Even better than the official “Enter Sandman” video.

Rocket Sled Parachute Design Verification

As the millions who watched video of NASA’s “Flying Saucer” test over Hawaii last June know, the so-called Low Density Supersonic Decelerator is a two-stage device. The first stage is a huge, durable, donut-shaped balloon that inflates around the entry vehicle, reducing its speed from March 3.5 or higher to Mach 2 or slower.  The second is a 30.5-meter-diameter parachute that further slows the vehicle to subsonic speeds. NASA will need this kind of capability if it ever wants to land payloads much heavier than the Curiosity rover on Mars.

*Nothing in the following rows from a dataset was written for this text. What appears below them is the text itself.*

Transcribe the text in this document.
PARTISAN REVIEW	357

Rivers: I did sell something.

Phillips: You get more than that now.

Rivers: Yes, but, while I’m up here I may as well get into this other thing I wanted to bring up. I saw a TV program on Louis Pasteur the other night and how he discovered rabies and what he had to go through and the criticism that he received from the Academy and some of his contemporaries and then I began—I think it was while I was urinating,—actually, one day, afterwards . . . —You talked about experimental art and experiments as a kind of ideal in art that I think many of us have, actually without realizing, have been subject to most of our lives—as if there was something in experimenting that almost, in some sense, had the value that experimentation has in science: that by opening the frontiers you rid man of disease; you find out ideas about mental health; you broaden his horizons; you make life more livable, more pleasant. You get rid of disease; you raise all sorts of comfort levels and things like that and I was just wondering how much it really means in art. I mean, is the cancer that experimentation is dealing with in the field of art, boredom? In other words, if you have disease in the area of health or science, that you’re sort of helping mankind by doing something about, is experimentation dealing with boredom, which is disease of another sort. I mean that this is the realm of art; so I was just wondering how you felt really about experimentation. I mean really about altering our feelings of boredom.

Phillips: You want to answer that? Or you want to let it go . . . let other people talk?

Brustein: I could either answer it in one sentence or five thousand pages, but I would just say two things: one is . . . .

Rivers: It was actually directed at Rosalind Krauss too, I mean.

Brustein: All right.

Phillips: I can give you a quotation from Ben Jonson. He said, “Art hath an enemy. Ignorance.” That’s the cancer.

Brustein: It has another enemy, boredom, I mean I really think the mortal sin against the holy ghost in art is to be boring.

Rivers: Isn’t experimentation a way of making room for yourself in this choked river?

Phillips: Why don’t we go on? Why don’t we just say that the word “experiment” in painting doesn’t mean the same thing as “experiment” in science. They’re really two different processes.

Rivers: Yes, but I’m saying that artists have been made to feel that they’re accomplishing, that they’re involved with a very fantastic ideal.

Preparing the giant parachute for its trip to the stratosphere was a lot of fun, as this video indicates. It was far too large to be tested in a wind tunnel, so Jet Propulsion Laboratory engineers were forced to get creative, using the four-mile test track at the Naval Air Weapons Station at China Lake, California, in the Mojave Desert, to mount a sled powered by solid booster rockets. The parachute was dropped from a Knighthawk helicopter from a height of 4,000 feet, after which it fell until it latched onto the sled. Then it got pulled (with 100,000 pounds of pull thrust, to approximate a supersonic trip through the thin Martian atmosphere) for the ride of its life.

The video rewards repeated viewings. We don’t know who chose Metallica’s “Enter Sandman” for the score, but we’re not necessarily opposed to it.